• At step no. 2, the following input validations are performed.

◦ If the job is Edge-controlled, validate that the maximum concurrent transfers and concurrent transfer per Thing are exceeding.

◦ If not exceeding, the job is queued for later transfer. If not, Copy fails, and the job is not queued.

• During Egress, in step no. 5:

◦ Determine if there are any downloads, uploads, SCM Operations, or remote property writes operations to perform.

◦ File transfers can only start if the transfer limit is not exceeded.

• During Create or Write to binary file, in step no. 8, the file is locked for writing. If this is the last chunk and checksum is provided, then it is validated.

• Mark the job as failed or complete. Additionally, validate checksum, if provided.

• During file Copy, in step no. 1, the following input validations are performed.

◦ If job is edge controlled, validate max concurrent transfers and concurrent transfer per thing are exceeded.

◦ If not exceeded, job is queued for later transfer else Copy fails and job is not queued.

• During Egress i.e.step no. 4,

◦ Determine if there are any downloads/uploads/SCM Operations/remote property writes/operations to perform.

◦ File transfers can only start if the limits on transfers is not exceeded.

• During Create or Write to Binary file i.e. step no. 7, File is locked for reading.

• Platform accordingly marks the job as failed or complete.

• Configuration settings on the File Transfer Subsystem must be carefully tuned to achieve a good concurrency for file transfers. Some of the settings are listed below. For more details, see File Transfer Subsystem

◦ Total Max Edge-Controlled File Transfers Allowed → Max parallel file transfers available in the Platform for dequeuing a job and moving to active queue. If you need more parallelism, this value must be higher.

◦ Total Max Edge-Controlled File Transfers Allowed Per Thing → Max parallel file transfers per thing available in the Platform for dequeuing a job and moving to active queue. If you have fewer thing with large number of files to be transferred per thing, increasing this might be useful.

◦ Max File Transfers Allowed in Offline Queue → If the file transfer upload rate is very high and processing is comparatively slower, then this value must be higher so that the jobs stay in the offline job, instead of being rejected.

◦ Max File Transfers Allowed Per Thing in Offline Queue → If the file transfer upload rate per thing is very high and processing is comparatively slower, then this value must be higher. Then the jobs will stay in the offline job instead of being rejected.

• Edge-controlled file transfers are executed using the WSExecutionProcessor thread pool. Therefore, sufficient threads must be available for file transfers to happen. Use the Execution Processor Settings in the WSExecutionProcessingSubsystem to tune this thread pool. For more information, see WebSocket Execution Processing Subsystem.

• File transfer statistics can be monitored by looking at the different metrics exposed at the /Metrics endpoint. To know more about mfile tramsfer metrics, see Monitoring the ThingWorx Subsystems.

• For more information on tuning the eMessage Connector, see Fine-Tuning the eMessage Connector.
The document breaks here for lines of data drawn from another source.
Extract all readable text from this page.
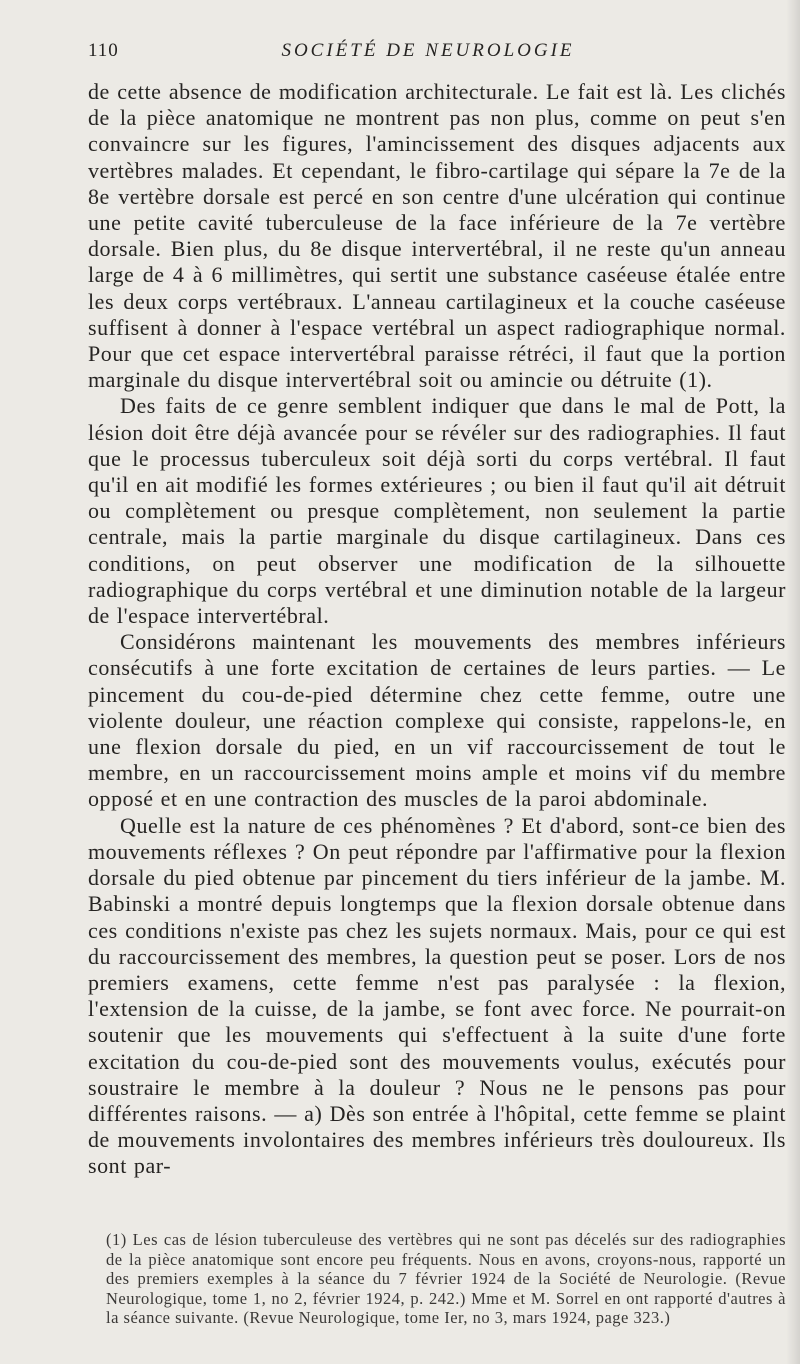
110	SOCIÉTÉ DE NEUROLOGIE

de cette absence de modification architecturale. Le fait est là. Les clichés de la pièce anatomique ne montrent pas non plus, comme on peut s'en convaincre sur les figures, l'amincissement des disques adjacents aux vertèbres malades. Et cependant, le fibro-cartilage qui sépare la 7e de la 8e vertèbre dorsale est percé en son centre d'une ulcération qui continue une petite cavité tuberculeuse de la face inférieure de la 7e vertèbre dorsale. Bien plus, du 8e disque intervertébral, il ne reste qu'un anneau large de 4 à 6 millimètres, qui sertit une substance caséeuse étalée entre les deux corps vertébraux. L'anneau cartilagineux et la couche caséeuse suffisent à donner à l'espace vertébral un aspect radiographique normal. Pour que cet espace intervertébral paraisse rétréci, il faut que la portion marginale du disque intervertébral soit ou amincie ou détruite (1).

Des faits de ce genre semblent indiquer que dans le mal de Pott, la lésion doit être déjà avancée pour se révéler sur des radiographies. Il faut que le processus tuberculeux soit déjà sorti du corps vertébral. Il faut qu'il en ait modifié les formes extérieures ; ou bien il faut qu'il ait détruit ou complètement ou presque complètement, non seulement la partie centrale, mais la partie marginale du disque cartilagineux. Dans ces conditions, on peut observer une modification de la silhouette radiographique du corps vertébral et une diminution notable de la largeur de l'espace intervertébral.

Considérons maintenant les mouvements des membres inférieurs consécutifs à une forte excitation de certaines de leurs parties. — Le pincement du cou-de-pied détermine chez cette femme, outre une violente douleur, une réaction complexe qui consiste, rappelons-le, en une flexion dorsale du pied, en un vif raccourcissement de tout le membre, en un raccourcissement moins ample et moins vif du membre opposé et en une contraction des muscles de la paroi abdominale.

Quelle est la nature de ces phénomènes ? Et d'abord, sont-ce bien des mouvements réflexes ? On peut répondre par l'affirmative pour la flexion dorsale du pied obtenue par pincement du tiers inférieur de la jambe. M. Babinski a montré depuis longtemps que la flexion dorsale obtenue dans ces conditions n'existe pas chez les sujets normaux. Mais, pour ce qui est du raccourcissement des membres, la question peut se poser. Lors de nos premiers examens, cette femme n'est pas paralysée : la flexion, l'extension de la cuisse, de la jambe, se font avec force. Ne pourrait-on soutenir que les mouvements qui s'effectuent à la suite d'une forte excitation du cou-de-pied sont des mouvements voulus, exécutés pour soustraire le membre à la douleur ? Nous ne le pensons pas pour différentes raisons. — a) Dès son entrée à l'hôpital, cette femme se plaint de mouvements involontaires des membres inférieurs très douloureux. Ils sont par-

(1) Les cas de lésion tuberculeuse des vertèbres qui ne sont pas décelés sur des radiographies de la pièce anatomique sont encore peu fréquents. Nous en avons, croyons-nous, rapporté un des premiers exemples à la séance du 7 février 1924 de la Société de Neurologie. (Revue Neurologique, tome 1, no 2, février 1924, p. 242.) Mme et M. Sorrel en ont rapporté d'autres à la séance suivante. (Revue Neurologique, tome Ier, no 3, mars 1924, page 323.)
• ThingWorx Platform supports concurrent reading and writing of files in File Repositories. To prevent data corruption and ensure consistency the Platform has to acquire locks on files and directories for duration of read/write operations. Avoiding writing to the same directory or files concurrently allows more concurrency and increases the throughput of file operations.
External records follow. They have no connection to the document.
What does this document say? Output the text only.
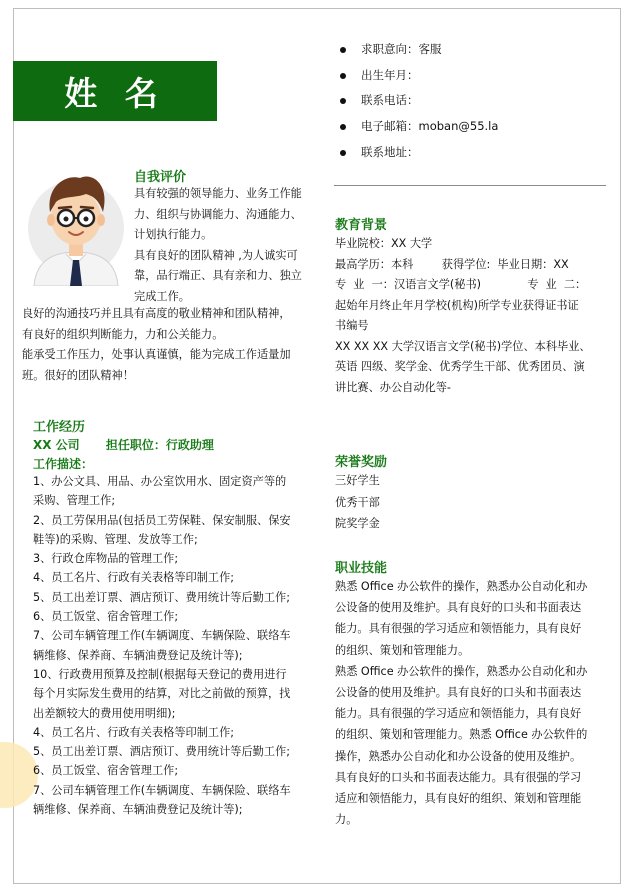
姓 名
求职意向：客服
出生年月：
联系电话：
电子邮箱：moban@55.la
联系地址：
自我评价
具有较强的领导能力、业务工作能
力、组织与协调能力、沟通能力、
计划执行能力。
具有良好的团队精神 ,为人诚实可
靠，品行端正、具有亲和力、独立
完成工作。
良好的沟通技巧并且具有高度的敬业精神和团队精神，
有良好的组织判断能力，力和公关能力。
能承受工作压力，处事认真谨慎，能为完成工作适量加
班。很好的团队精神！
工作经历
XX 公司 担任职位：行政助理
工作描述：
1、办公文具、用品、办公室饮用水、固定资产等的
采购、管理工作;
2、员工劳保用品(包括员工劳保鞋、保安制服、保安
鞋等)的采购、管理、发放等工作;
3、行政仓库物品的管理工作;
4、员工名片、行政有关表格等印制工作;
5、员工出差订票、酒店预订、费用统计等后勤工作;
6、员工饭堂、宿舍管理工作;
7、公司车辆管理工作(车辆调度、车辆保险、联络车
辆维修、保养商、车辆油费登记及统计等);
10、行政费用预算及控制(根据每天登记的费用进行
每个月实际发生费用的结算，对比之前做的预算，找
出差额较大的费用使用明细);
4、员工名片、行政有关表格等印制工作;
5、员工出差订票、酒店预订、费用统计等后勤工作;
6、员工饭堂、宿舍管理工作;
7、公司车辆管理工作(车辆调度、车辆保险、联络车
辆维修、保养商、车辆油费登记及统计等);
教育背景
毕业院校：XX 大学
最高学历：本科        获得学位:  毕业日期：XX
专  业  一：汉语言文学(秘书)             专  业  二：
起始年月终止年月学校(机构)所学专业获得证书证
书编号
XX XX XX 大学汉语言文学(秘书)学位、本科毕业、
英语 四级、奖学金、优秀学生干部、优秀团员、演
讲比赛、办公自动化等-
荣誉奖励
三好学生
优秀干部
院奖学金
职业技能
熟悉 Office 办公软件的操作，熟悉办公自动化和办
公设备的使用及维护。具有良好的口头和书面表达
能力。具有很强的学习适应和领悟能力，具有良好
的组织、策划和管理能力。
熟悉 Office 办公软件的操作，熟悉办公自动化和办
公设备的使用及维护。具有良好的口头和书面表达
能力。具有很强的学习适应和领悟能力，具有良好
的组织、策划和管理能力。熟悉 Office 办公软件的
操作，熟悉办公自动化和办公设备的使用及维护。
具有良好的口头和书面表达能力。具有很强的学习
适应和领悟能力，具有良好的组织、策划和管理能
力。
• For high volumes of file transfers, the file input/ouput must be capable of handling concurrent read/write operations, and must be placed on a separate storage than /ThingworxPlatform.

• Monitor file transfer performance continuously. Refer to file metrics documentation.
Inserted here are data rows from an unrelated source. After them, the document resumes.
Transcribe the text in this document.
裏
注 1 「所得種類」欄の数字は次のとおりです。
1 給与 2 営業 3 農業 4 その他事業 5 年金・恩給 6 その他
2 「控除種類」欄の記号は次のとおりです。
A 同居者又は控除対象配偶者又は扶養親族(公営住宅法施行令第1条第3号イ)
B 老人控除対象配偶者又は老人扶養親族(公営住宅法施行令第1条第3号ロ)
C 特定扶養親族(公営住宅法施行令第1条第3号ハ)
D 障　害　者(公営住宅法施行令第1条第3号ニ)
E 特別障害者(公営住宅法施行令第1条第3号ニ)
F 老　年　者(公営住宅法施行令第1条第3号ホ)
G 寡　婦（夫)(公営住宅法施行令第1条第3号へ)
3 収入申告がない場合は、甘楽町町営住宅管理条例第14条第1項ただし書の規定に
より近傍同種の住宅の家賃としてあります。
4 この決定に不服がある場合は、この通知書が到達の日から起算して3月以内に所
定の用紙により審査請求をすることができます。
• Application developers should be conscious of the relationship between ThingWorx Subscriptions and file transfer operations, as service execution with heavy input/ouput tied to file transfer event completion will utilize the limited TWEventProcessor threads meant for fast running operations. Adapting TWEventProcessor thread pool settings accordingly, as well as ensuring infrastructure performance so that other subscription execution performance is not impacted.